If that number doesn’t represent the existence of a product which is too dangerous to be sold, then maybe there really are some Martians hiding out at Area 51.
Feb 16, 2022 @ 11:10:46
“In 2019, with a national population of slightly less than 320 million, the same 14 million hunting licenses were sold again.” This has gotsta be true, I heard it from someone who is in the know. Whoa, not so fast my little friend. According to the U.S. Fish And Wildlife Service, a total of 38,854,259 Hunting Licenses, Tags, Permits & Stamps had been registered for the year 2020.
“When it comes to hunting, it’s always worthwhile to know the different statistics for each of the U.S. Indeed, hunting is a massive industry and brings in substantial amounts of income for the country; therefore, the statistics behind the industry are absolutely worth knowing.”

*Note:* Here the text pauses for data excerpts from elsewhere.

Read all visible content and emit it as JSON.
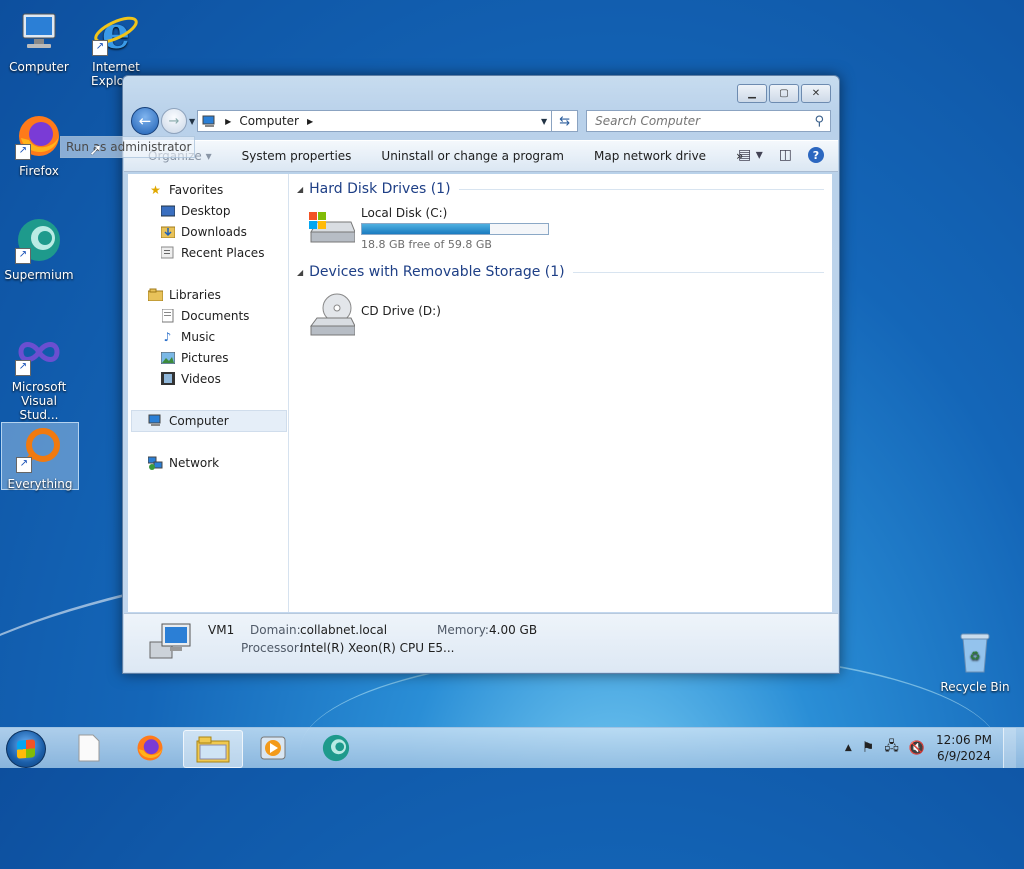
{
  "desktop": {
    "icons": [
      {
        "label": "Computer"
      },
      {
        "label": "Internet Explorer"
      },
      {
        "label": "Firefox"
      },
      {
        "label": "Supermium"
      },
      {
        "label": "Microsoft Visual Stud..."
      },
      {
        "label": "Everything"
      },
      {
        "label": "Recycle Bin"
      }
    ],
    "tooltip": "Run as administrator"
  },
  "window": {
    "address": {
      "location": "Computer"
    },
    "search": {
      "placeholder": "Search Computer"
    },
    "toolbar": {
      "organize": "Organize ▾",
      "system_properties": "System properties",
      "uninstall": "Uninstall or change a program",
      "map_network": "Map network drive",
      "more": "»"
    },
    "nav": {
      "favorites": "Favorites",
      "desktop": "Desktop",
      "downloads": "Downloads",
      "recent": "Recent Places",
      "libraries": "Libraries",
      "documents": "Documents",
      "music": "Music",
      "pictures": "Pictures",
      "videos": "Videos",
      "computer": "Computer",
      "network": "Network"
    },
    "groups": {
      "hdd": "Hard Disk Drives (1)",
      "removable": "Devices with Removable Storage (1)"
    },
    "drives": {
      "c": {
        "name": "Local Disk (C:)",
        "free_text": "18.8 GB free of 59.8 GB",
        "used_fraction": 0.686
      },
      "d": {
        "name": "CD Drive (D:)"
      }
    },
    "details": {
      "name": "VM1",
      "domain_label": "Domain:",
      "domain": "collabnet.local",
      "memory_label": "Memory:",
      "memory": "4.00 GB",
      "processor_label": "Processor:",
      "processor": "Intel(R) Xeon(R) CPU E5..."
    }
  },
  "taskbar": {
    "clock_time": "12:06 PM",
    "clock_date": "6/9/2024"
  },
  "colors": {
    "accent": "#1e3f86",
    "drive_bar": "#1a7bc0"
  }
}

https://bowaddicted.com/hunting-data-usa-2020/
Feb 16, 2022 @ 12:31:54
Sociologist David Yamane has written a paper or three about the evolution in advertising in gun magazines from hunting/sport to personal defense over the decades, so clearly, the gun industry knows that it butters its bread selling guns meant to shoot people rather than Bambi. These guns sure did sell during the pandemic. That does have its occasional risks, although the vast majority of guns, whether meant to shoot Bambi or hold off a platoon of advancing Russians, are owned without incident.
I heard this morning is that it was the insurance company that settled rather than Remington, which went bankrupt. Like a lot of insurance companies, they may have decided to cut their potential losses.
Still, insurance companies don’t like multimillion settlements and I suppose other gun companies will get the message from their brokers. I could do with fewer of those “Man Card” and Zombie Apocalypse advertisements but still, I doubt that marketing had anything to do with Newtown. After all, it was Mom rather than Adam who bought the rifle and she certainly, unless there is a gender issue here, isn’t looking for a Man Card. What she failed to do is what my brother does–if someone shoots him in the head as he sleeps, the safe combination goes with him. Nancy knew that Adam was a few cards short of a full deck. Still, she was not careful enough. May she nonetheless rest in peace.